De la mort, qui au dire de Socrate est la grande préoccupation du philosophe, le Dr Godel parlait volontiers. Il ne se souciait point de la destruction de l’organisme. « La vie, la mort: deux faces lumineuses et simples autant l’une que l’autre d’une même réalité », écrivait-il dans Un Compagnon de Socrate, et « Ce que la mort détruit, ce n’est donc point l’individu mais son immaturité. »

Un jour le quittant hâtivement pour aller au cimetière sur la tombe d’un ami dont c’était l’anniversaire, il me dit: « vous pensez le retrouver là ? » Je me souviens d’un soir, il me ramenait en auto à Paris. A la suite d’une grève les poubelles restaient pleines sur les trottoirs. Les ayant remarquées, le docteur dit en souriant « On devrait pouvoir jeter les corps dans les poubelles ! » Cette boutade ne signifiait aucun mépris du corps, il en avait un tel respect quand la vie l’animait, mais il saisissait l’occasion de montrer que la mort véritable n’est point la dissolution corporelle; la dissolution biologique étant moins importante que la mort, en tant qu’ascèse quotidienne, de l’âme.

Son langage exprimait toujours sa pensée d’une façon rigoureuse, les mots employés étaient exacts. Il savait que le langage est à la fois piège et instrument. Il avait l’habitude d’éviter l’un et de se servir de l’autre avec aisance. Son style est souvent éclairé par des images. « Ce livre dans sa majeure partie, est un film » écrit-il dans la Préface d’Une Grèce Secrète. Le terme est juste, non seulement pour ce volume mais pour la majorité de ses travaux. L’image suggère, le mot acquiert par elle une nouvelle densité; il transpose le lecteur sur un clavier différent: celui de l’auditeur. Chacun lit et entend suivant le niveau sur lequel il se tient.

En dehors du choix de la terminologie, l’interlocuteur du Dr Godel était frappé par deux caractéristiques de son caractère: sa sérénité et sa courtoisie. Sa voix ne trahissait jamais une impatience, son regard conservait toujours une identique lumière. Cette courtoisie s’exerçait de la même manière à l’égard de tous ceux qu’il pouvait rencontrer.
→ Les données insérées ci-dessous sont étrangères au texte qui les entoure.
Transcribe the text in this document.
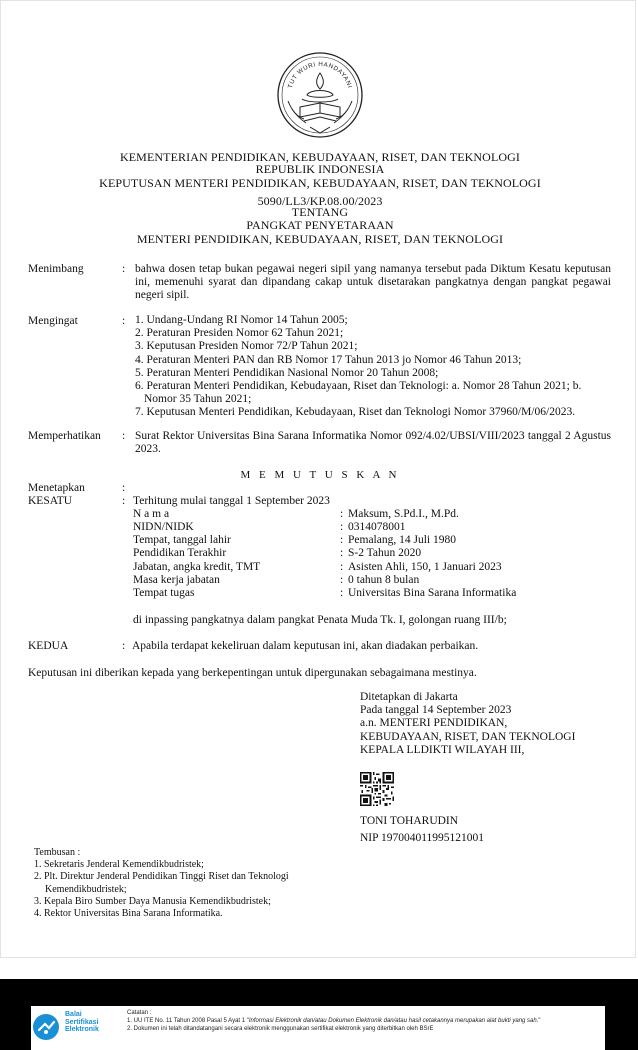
TUT WURI HANDAYANI
KEMENTERIAN PENDIDIKAN, KEBUDAYAAN, RISET, DAN TEKNOLOGI
REPUBLIK INDONESIA
KEPUTUSAN MENTERI PENDIDIKAN, KEBUDAYAAN, RISET, DAN TEKNOLOGI
5090/LL3/KP.08.00/2023
TENTANG
PANGKAT PENYETARAAN
MENTERI PENDIDIKAN, KEBUDAYAAN, RISET, DAN TEKNOLOGI
Menimbang	: bahwa dosen tetap bukan pegawai negeri sipil yang namanya tersebut pada Diktum Kesatu keputusan ini, memenuhi syarat dan dipandang cakap untuk disetarakan pangkatnya dengan pangkat pegawai negeri sipil.
Mengingat	: 1. Undang-Undang RI Nomor 14 Tahun 2005;
2. Peraturan Presiden Nomor 62 Tahun 2021;
3. Keputusan Presiden Nomor 72/P Tahun 2021;
4. Peraturan Menteri PAN dan RB Nomor 17 Tahun 2013 jo Nomor 46 Tahun 2013;
5. Peraturan Menteri Pendidikan Nasional Nomor 20 Tahun 2008;
6. Peraturan Menteri Pendidikan, Kebudayaan, Riset dan Teknologi: a. Nomor 28 Tahun 2021; b. Nomor 35 Tahun 2021;
7. Keputusan Menteri Pendidikan, Kebudayaan, Riset dan Teknologi Nomor 37960/M/06/2023.
Memperhatikan : Surat Rektor Universitas Bina Sarana Informatika Nomor 092/4.02/UBSI/VIII/2023 tanggal 2 Agustus 2023.
M E M U T U S K A N
Menetapkan	:
KESATU	: Terhitung mulai tanggal 1 September 2023
N a m a	: Maksum, S.Pd.I., M.Pd.
NIDN/NIDK	: 0314078001
Tempat, tanggal lahir	: Pemalang, 14 Juli 1980
Pendidikan Terakhir	: S-2 Tahun 2020
Jabatan, angka kredit, TMT	: Asisten Ahli, 150, 1 Januari 2023
Masa kerja jabatan	: 0 tahun 8 bulan
Tempat tugas	: Universitas Bina Sarana Informatika
di inpassing pangkatnya dalam pangkat Penata Muda Tk. I, golongan ruang III/b;
KEDUA	: Apabila terdapat kekeliruan dalam keputusan ini, akan diadakan perbaikan.
Keputusan ini diberikan kepada yang berkepentingan untuk dipergunakan sebagaimana mestinya.
Ditetapkan di Jakarta
Pada tanggal 14 September 2023
a.n. MENTERI PENDIDIKAN,
KEBUDAYAAN, RISET, DAN TEKNOLOGI
KEPALA LLDIKTI WILAYAH III,
TONI TOHARUDIN
NIP 197004011995121001
Tembusan :
1. Sekretaris Jenderal Kemendikbudristek;
2. Plt. Direktur Jenderal Pendidikan Tinggi Riset dan Teknologi Kemendikbudristek;
3. Kepala Biro Sumber Daya Manusia Kemendikbudristek;
4. Rektor Universitas Bina Sarana Informatika.
Balai
Sertifikasi
Elektronik
Catatan :
1. UU ITE No. 11 Tahun 2008 Pasal 5 Ayat 1 "Informasi Elektronik dan/atau Dokumen Elektronik dan/atau hasil cetakannya merupakan alat bukti yang sah."
2. Dokumen ini telah ditandatangani secara elektronik menggunakan sertifikat elektronik yang diterbitkan oleh BSrE
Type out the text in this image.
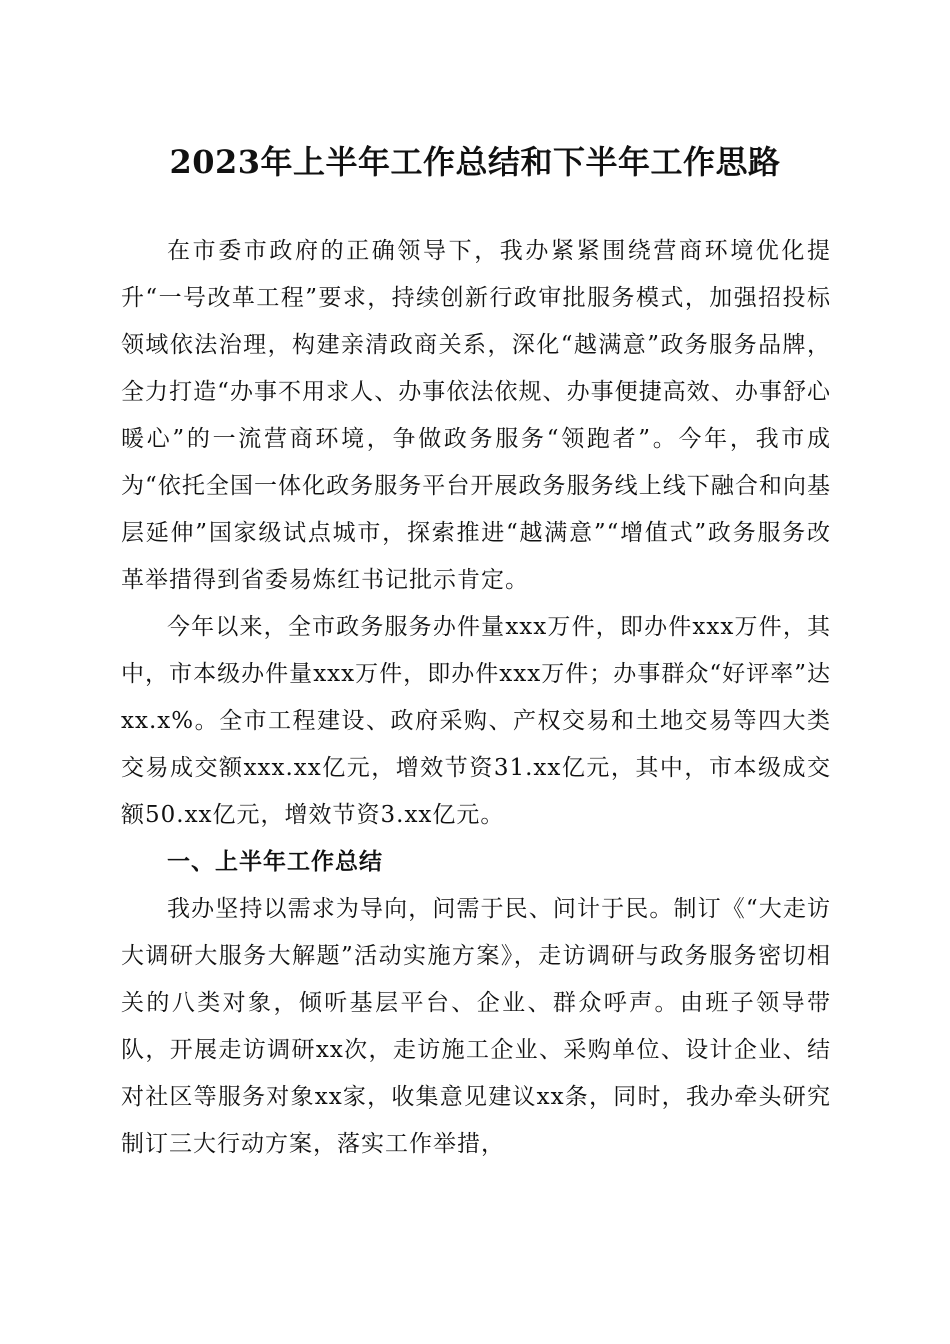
2023年上半年工作总结和下半年工作思路

在市委市政府的正确领导下，我办紧紧围绕营商环境优化提升“一号改革工程”要求，持续创新行政审批服务模式，加强招投标领域依法治理，构建亲清政商关系，深化“越满意”政务服务品牌，全力打造“办事不用求人、办事依法依规、办事便捷高效、办事舒心暖心”的一流营商环境，争做政务服务“领跑者”。今年，我市成为“依托全国一体化政务服务平台开展政务服务线上线下融合和向基层延伸”国家级试点城市，探索推进“越满意”“增值式”政务服务改革举措得到省委易炼红书记批示肯定。

今年以来，全市政务服务办件量xxx万件，即办件xxx万件，其中，市本级办件量xxx万件，即办件xxx万件；办事群众“好评率”达xx.x%。全市工程建设、政府采购、产权交易和土地交易等四大类交易成交额xxx.xx亿元，增效节资31.xx亿元，其中，市本级成交额50.xx亿元，增效节资3.xx亿元。

一、上半年工作总结

我办坚持以需求为导向，问需于民、问计于民。制订《“大走访大调研大服务大解题”活动实施方案》，走访调研与政务服务密切相关的八类对象，倾听基层平台、企业、群众呼声。由班子领导带队，开展走访调研xx次，走访施工企业、采购单位、设计企业、结对社区等服务对象xx家，收集意见建议xx条，同时，我办牵头研究制订三大行动方案，落实工作举措，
Le plus humble était reçu avec une exquise politesse. J’ai souvent été frappé par le ton déférent et amical employé par le Dr Godel à l’égard des chauffeurs de taxi. La nature humaine était également respectée indépendamment de la situation sociale. Cette courtoisie comportait un souci d’exactitude. Je n’ai pas vu le Dr Godel remettre un rendez-vous, ou arriver en retard. Sa ponctualité à Paris — en dépit des difficultés de transport — fut toujours rigoureuse.

Je ne l’ai jamais entendu médire en parlant d’autrui. Il ne portait aucun jugement. N’accusant pas, il n’avait pas à excuser; il faisait usage de l’humour, jamais de l’ironie.

Ces faits relatés simplement risquent d’être trouvés menus. Ils possèdent leur importance pour caractériser un homme. L’essentiel ne saurait d’ailleurs être formulé. Vouloir l’enfermer dans le langage « en trahirait et dissiperait l’essence » [8].

Son amitié était incomparable. Malgré ses absences, ses longs voyages, on savait son attention toujours présente. Aucun appel ne demeurait sans écho. Toute lettre recevait sa réponse et souvent courrier par courrier. Cet homme très occupé semblait toujours libre pour vous recevoir et converser avec vous. Il ne vous fixait jamais un rendez-vous, vous priant de le préciser selon votre choix. Son amitié se tenait vigilante, constamment ouverte et accueillante. Je me souviens d’heures passées près de lui en arpentant son bureau. Il provoquait une confiance absolue. Dès l’accueil aucun préambule n’était nécessaire, l’important était immédiatement abordé. Ses amis retrouvaient devant lui une spontanéité d’enfant. L’échange amical se déroulait dans une atmosphère de détente joyeuse: j’entends encore son rire.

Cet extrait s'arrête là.